Когда Гайда замолкает, неторопливо заводит разговор тетушка Салзирнис. Ей стукнуло уже сорок — так же, как Гайде, — когда у нее родился Лаймнесис. И первый ребенок в такие-то годы! Боялась, конечно, ну и натерпелась: три дня промучилась и три ночи. Соседка здешняя, Мальвина Рамниек, своего седьмого на свет произвела, словно выплюнула. Полола на огороде кормовую свеклу, схватилась за живот, закричала: «Ай, мамочки!» — и через час готово дело — мальчишка голос подал. А ей каково: трое суток маялась, зато сын — богатырь, почти одиннадцать фунтов!

На кухне с шипением бежит чайник.

— Хотите чаю? — предлагает нам обеим тетушка Салзирнис.

Гайда мотает головой, а мне захотелось чего-нибудь горячего, и я иду за хозяйкой. Она сажает меня за стол, покрытый стертой и уже блеклой клеенкой, ставит передо мной большую кружку в цветочках, наливает из чайника, через ситечко процеживает зеленоватый настой с запахом мяты.

— Сахар вот он! — Она пододвигает ко мне глиняную плошку. — Может, и покушаете чего-нибудь?

— Нет, есть мне неохота. — Я пью маленькими горячими глотками, чувствуя, как по телу сразу расходится тепло. Замечаю, как сильно я утомилась. Руки слегка дрожат — от усталости или от напряжения. Из комнаты доносится бормотание.

Опять стон! Со звоном падает чайная ложка, я нагибаюсь поднять. Какая нервная! Спокойно! Ведь все идет как полагается, обычным порядком… И если бы именно нынешней ночью не выпал этот ужасный снег…

Позади скрипнула дверь. Оглядываюсь: опять Салзирнис! Он топчется у порога, точно сомневаясь — входить или не входить, широко улыбается мне и задает свой неизменный вопрос:

— Что, больной не луч?..

За стеной стоны переходят в глухой, сдавленный крик, точно рев раненого зверя. И я вижу, как, вслушиваясь в этот звук, Салзирнис прямо на глазах начинает быстро бледнеть: его румяные щеки сперва становятся желтоватыми, потом белыми, а потом зеленовато-серыми.

— Да это же… да это же что-то… — медленно пятясь, бессвязно бормочет он, затворяя дверь.

Дверь захлопывается. Снаружи слышатся быстрые тяжелые шаги, которые поспешно удаляются, словно там кто-то спасается бегством. Мне хочется посмотреть, как бежит этот большой неуклюжий мужчина. Однако я остаюсь за столом. Чай, остывая, дышит паром мне прямо в лицо. Глубоко вдыхаю ароматный пар, а пить больше неохота. Не знаю, напугал ли Берната Гайдин крик или бегущий Салзирнис, только немного погодя он показывается в двери, совершенно потерянный:

— Плохо?

— Все нормально.

Как уверенно, спокойно и убедительно у меня это получается — как у опытной дипломированной акушерки. (О господи, как долго не едет машина…)

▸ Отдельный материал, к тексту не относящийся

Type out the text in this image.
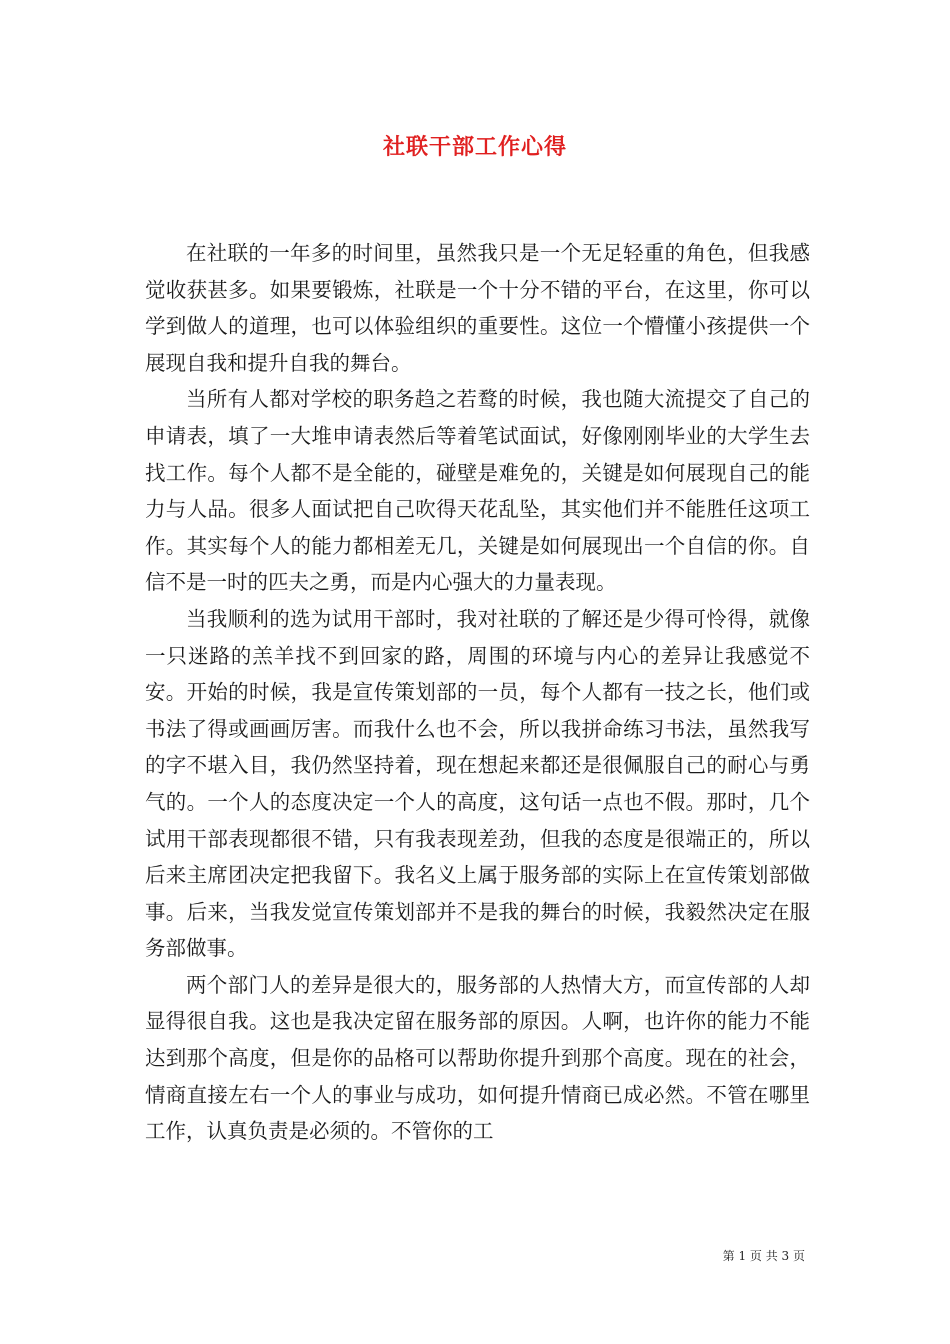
社联干部工作心得

在社联的一年多的时间里，虽然我只是一个无足轻重的角色，但我感觉收获甚多。如果要锻炼，社联是一个十分不错的平台，在这里，你可以学到做人的道理，也可以体验组织的重要性。这位一个懵懂小孩提供一个展现自我和提升自我的舞台。

当所有人都对学校的职务趋之若鹜的时候，我也随大流提交了自己的申请表，填了一大堆申请表然后等着笔试面试，好像刚刚毕业的大学生去找工作。每个人都不是全能的，碰壁是难免的，关键是如何展现自己的能力与人品。很多人面试把自己吹得天花乱坠，其实他们并不能胜任这项工作。其实每个人的能力都相差无几，关键是如何展现出一个自信的你。自信不是一时的匹夫之勇，而是内心强大的力量表现。

当我顺利的选为试用干部时，我对社联的了解还是少得可怜得，就像一只迷路的羔羊找不到回家的路，周围的环境与内心的差异让我感觉不安。开始的时候，我是宣传策划部的一员，每个人都有一技之长，他们或书法了得或画画厉害。而我什么也不会，所以我拼命练习书法，虽然我写的字不堪入目，我仍然坚持着，现在想起来都还是很佩服自己的耐心与勇气的。一个人的态度决定一个人的高度，这句话一点也不假。那时，几个试用干部表现都很不错，只有我表现差劲，但我的态度是很端正的，所以后来主席团决定把我留下。我名义上属于服务部的实际上在宣传策划部做事。后来，当我发觉宣传策划部并不是我的舞台的时候，我毅然决定在服务部做事。

两个部门人的差异是很大的，服务部的人热情大方，而宣传部的人却显得很自我。这也是我决定留在服务部的原因。人啊，也许你的能力不能达到那个高度，但是你的品格可以帮助你提升到那个高度。现在的社会，情商直接左右一个人的事业与成功，如何提升情商已成必然。不管在哪里工作，认真负责是必须的。不管你的工

第 1 页 共 3 页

— Тогда я пойду задам корму лошади, — говорит он, как мне кажется, немножко успокоенный, но все еще не уходит. — Мы звонили опять. Машина, говорят, вышла.

Он, мешкая, поворачивается, словно ожидая, не скажу ли я еще чего-нибудь, а я сразу не могу ничего придумать. Шаги Берната удаляются медленно, очень медленно, в тишине я различаю даже хруст снега. Мне надо было попросить, чтобы он сходил взглянул, как там Дайна, Поднимаюсь, хочу его окликнуть — в это время из комнаты выходит тетушка Салзирнис.

— «Скорую помощь» нам, видно, не дождаться… Уже сошли воды.

Мне кажется, что я ослышалась, переспрашиваю — она с поразительным спокойствием повторяет то же самое и добавляет:

— В шкафу есть чистые глаженые простыни. Идем, мне поможешь.

— Так я ведь не умею, тетушка.

Она пристально смотрит на меня улыбчивым, мудрым взглядом старого человека:

— Постыдилась бы! А еще фельдшерица называется! — Она беззвучно усмехнулась, не отводя глаз от моего лица, — Струсила как заяц. А сама детей рожала. Только не сбеги, как мой Лаймнесис.